I'd much rather take all the enthusiastic energy that decision will  
reclaim and focus it on, oh, Python 3's email package instead <wink>.

>> I also think Guido's call for feature freeze makes a lot more sense  
>> when 2.7 is the EOL.  Let's give people migrating to Python 3 a  
>> nice big stable target to hit.  Improving the stdlib also gives  
>> people a big carrot to move.
> Agreed. And specifically NOT porting every shiny new toy from Python  
> 3 back to 2.7 makes sure the carrots are only in the 3.x series.

Python 3's got enough carrots and sticks already.  One huge carrot  
that will never make it back into Python 2 is bytes/strings of  
course.  The huge stick is that Python 2 is end-of-lifed, if not now,  
eventually.  It isn't going to get a reprieve.  Everyone knows that  
everyone will have to get to Python 3.  The question is, what can we  
as a community  do to make that inevitability as easy to swallow as  

>> I think it's also necessary to give third party library and  
>> application authors as much help as possible to provide Python 3  
>> compatible software.  Putting together Python tools involves so  
>> many dependencies in a fairly deep stack that even one unconverted  
>> library can cause everything above it to stall on Python 2.
> And that's one of the reasons my explorations into Python 3 have  
> been limited to pretty much nothing.
> I don't have time to do a bunch of work only to find out that the  
> tool I absolutely have to have to finish a project doesn't have a  
> Python 3 version or has been crippled to make a Python 3 version.
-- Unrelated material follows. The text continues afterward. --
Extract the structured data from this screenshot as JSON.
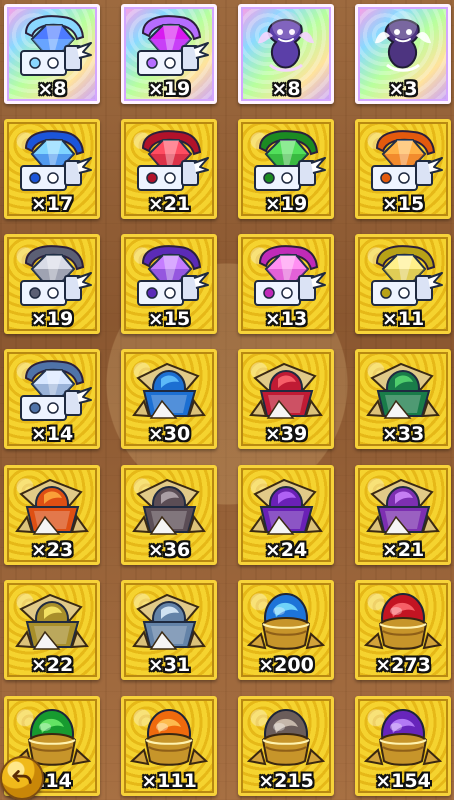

Unfortunately, I think we have to do those explorations, fail, hit  
roadblocks, complain, etc. but most importantly identify the packages  
that need to be ported.  Then work with those package authors to make  
the upgrades happen.  And improve Python and Pythonic tools so that  
migrations can go smoothly.

Speaking as a package author, I know how much work it is just to get a  
bug fix release out.  The three lines of code fix means 50 lines of  
test writing, a half a day of documenting, packaging, uploading, and  
announcing.  Porting even one of my packages to Python 3 is a  
significant undertaking which frankly I don't have the cycles for.   
Anything large and complicated is hopeless.  Witness how long and  
difficult it's been just to get a standard library module updated  
(email) and you get a sense of how much work it will be to get an  
entire stack of code onto Python 3.

> BeautifulSoup, which I use every day, is one such product.  Since  
> the crappy old SMGL parser's gone, BeautifulSoup uses the one that's  
> left in Python 3 and it makes BeautifulSoup completely useless for  
> my daily work.
> That's not to say I can't fix that one particular project, but  
> customers get cranky when their project is taking longer than  
> expected and "Oh, I'm having to convert a lot of things to use  
> Python 3" doesn't seem to improve their mood much.

I completely agree.  What happens when your application depends on a  
half dozen Zope packages, Twisted, and 15 or 20 other established,  
mature packages?  It's a daunting prospect.